お互いへの批評的言及を忌避し、集団での検証姿勢をもたない支援業界は、加害者たちの巧妙きわまりない手口に間接的に加担しています。

中間集団や党派性は、単に “知的な” テーマではありません。 孤立した人の社会参加を支えるための、生活のかかったギリギリの話題です。

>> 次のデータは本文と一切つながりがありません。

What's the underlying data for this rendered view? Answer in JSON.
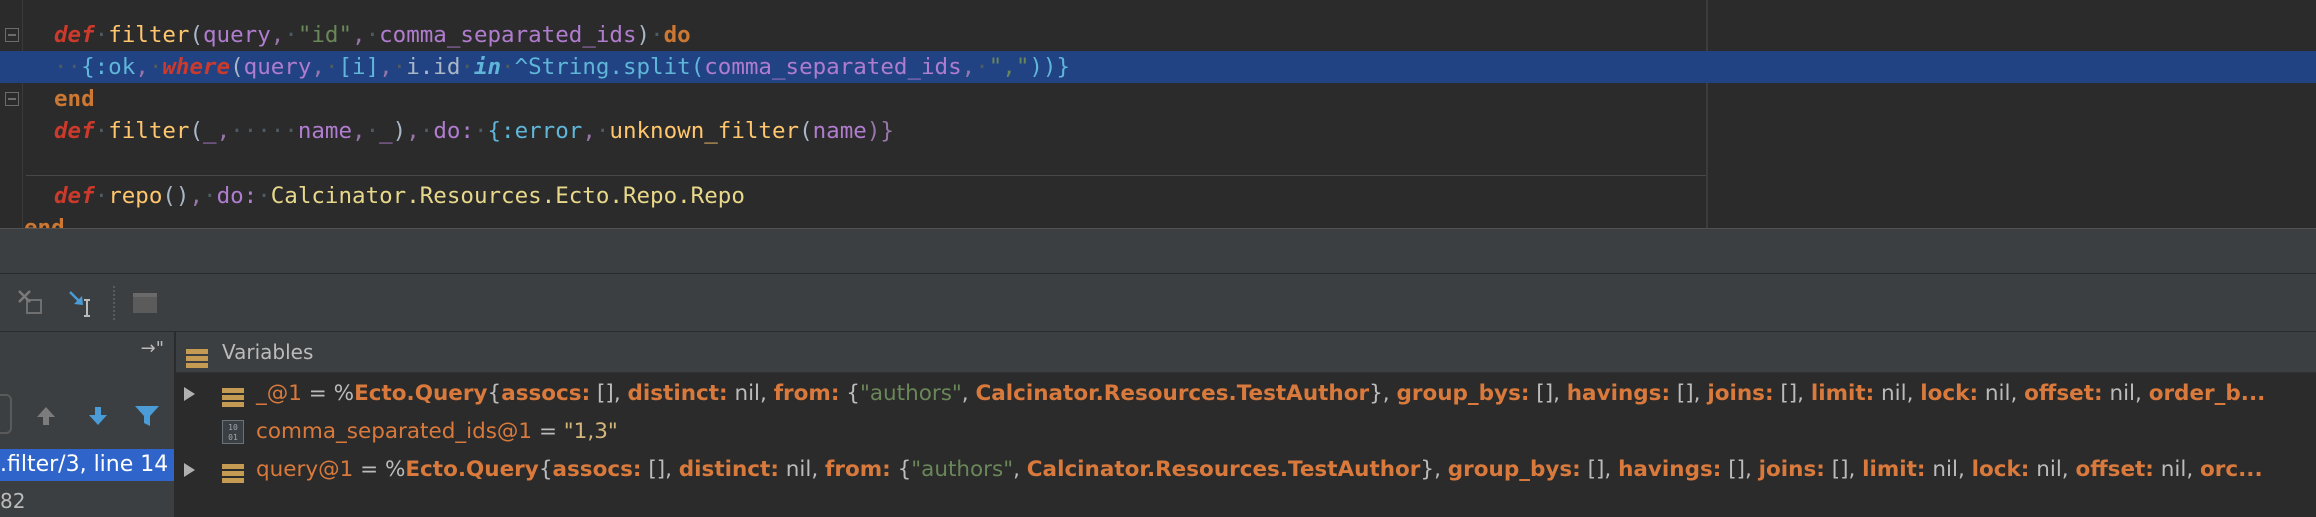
{
  "editor": {
    "lines": {
      "l1": {
        "kw": "def",
        "fn": "filter",
        "args": "query",
        "s1": "\"id\"",
        "a2": "comma_separated_ids",
        "do": "do"
      },
      "l2": {
        "ok": "{:ok",
        "where": "where",
        "query": "query",
        "list": "[i]",
        "iid": "i.id",
        "in": "in",
        "caret": "^",
        "mod": "String",
        "split": ".split(",
        "arg": "comma_separated_ids",
        "sep": "\",\"",
        "close": "))}"
      },
      "l3": {
        "end": "end"
      },
      "l4": {
        "kw": "def",
        "fn": "filter",
        "u1": "_",
        "name": "name",
        "u2": "_",
        "do": "do:",
        "err": "{:error",
        "call": "unknown_filter",
        "arg": "name",
        "close": ")}"
      },
      "l5": {
        "kw": "def",
        "fn": "repo",
        "parens": "()",
        "do": "do:",
        "mod": "Calcinator.Resources.Ecto.Repo.Repo"
      },
      "l6": {
        "end": "end"
      }
    }
  },
  "toolbar": {
    "icons": [
      "clear-breakpoints-icon",
      "step-into-cursor-icon",
      "stop-icon"
    ]
  },
  "frames": {
    "pin_label": "→\"",
    "selected_frame": ".filter/3, line 14",
    "next_frame": "82"
  },
  "variables": {
    "title": "Variables",
    "rows": [
      {
        "name": "_@1",
        "eq": " = ",
        "pct": "%",
        "module": "Ecto.Query",
        "body_prefix": "{",
        "k1": "assocs:",
        "v1": " [], ",
        "k2": "distinct:",
        "v2": " nil, ",
        "k3": "from:",
        "v3a": " {",
        "v3s": "\"authors\"",
        "v3b": ", ",
        "v3m": "Calcinator.Resources.TestAuthor",
        "v3c": "}, ",
        "k4": "group_bys:",
        "v4": " [], ",
        "k5": "havings:",
        "v5": " [], ",
        "k6": "joins:",
        "v6": " [], ",
        "k7": "limit:",
        "v7": " nil, ",
        "k8": "lock:",
        "v8": " nil, ",
        "k9": "offset:",
        "v9": " nil, ",
        "k10": "order_b..."
      },
      {
        "name": "comma_separated_ids@1",
        "eq": " = ",
        "value": "\"1,3\""
      },
      {
        "name": "query@1",
        "eq": " = ",
        "pct": "%",
        "module": "Ecto.Query",
        "body_prefix": "{",
        "k1": "assocs:",
        "v1": " [], ",
        "k2": "distinct:",
        "v2": " nil, ",
        "k3": "from:",
        "v3a": " {",
        "v3s": "\"authors\"",
        "v3b": ", ",
        "v3m": "Calcinator.Resources.TestAuthor",
        "v3c": "}, ",
        "k4": "group_bys:",
        "v4": " [], ",
        "k5": "havings:",
        "v5": " [], ",
        "k6": "joins:",
        "v6": " [], ",
        "k7": "limit:",
        "v7": " nil, ",
        "k8": "lock:",
        "v8": " nil, ",
        "k9": "offset:",
        "v9": " nil, ",
        "k10": "orc..."
      }
    ]
  },
  "colors": {
    "selection": "#214283",
    "frame_selected": "#2f65ca",
    "panel_bg": "#3c3f41",
    "editor_bg": "#2b2b2b"
  }
}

*1:自発的に集まるケースであっても、「集団への参加」には、つねにそういう要因が伴う。 ありていにいえば、中間集団こそが傷なのだ

*2:とはいえ、支援対象者による暴力的言動にはどの関係者も苦しまれているので、「支援の現場に起こる暴力をどうするか」というのは、避けて通れないはずです。 ▼逆にいうと、人の集まる場からリスクを取り去るのは不可能ではないでしょうか。

*3:暴力、ストーカー行為、誹謗中傷、etc...

*4:自助グループで起こったことは、さらに表に出にくい。

*5:私自身が複数の人物から脅しや嫌がらせを受けているが、周辺事実を素材化するには、公開を嫌がる関係者への説得以外に、加害者から一生付きまとわれる覚悟が要る(このエントリーを記すだけでも)。 1999年の事件をきっかけとする現在のストーカー規制法は、規制対象が「男女間+オフライン」に限定されており、「同性間+ネット上」にはほとんど機能しない(参照)。 現状では、いくら被害を訴えても、加害者を刺激するだけに終わりかねない。

*6:一方的なメタ正義は、それ自体が虐殺と抑圧の担い手になる(参照)。 自分が正義だと思い込む人たちは、党派的利害のためなら平気で嘘をつく。

*7:中間集団という社会関係資本を失うことは、心理的にも経済的にも破滅的な体験であり得る。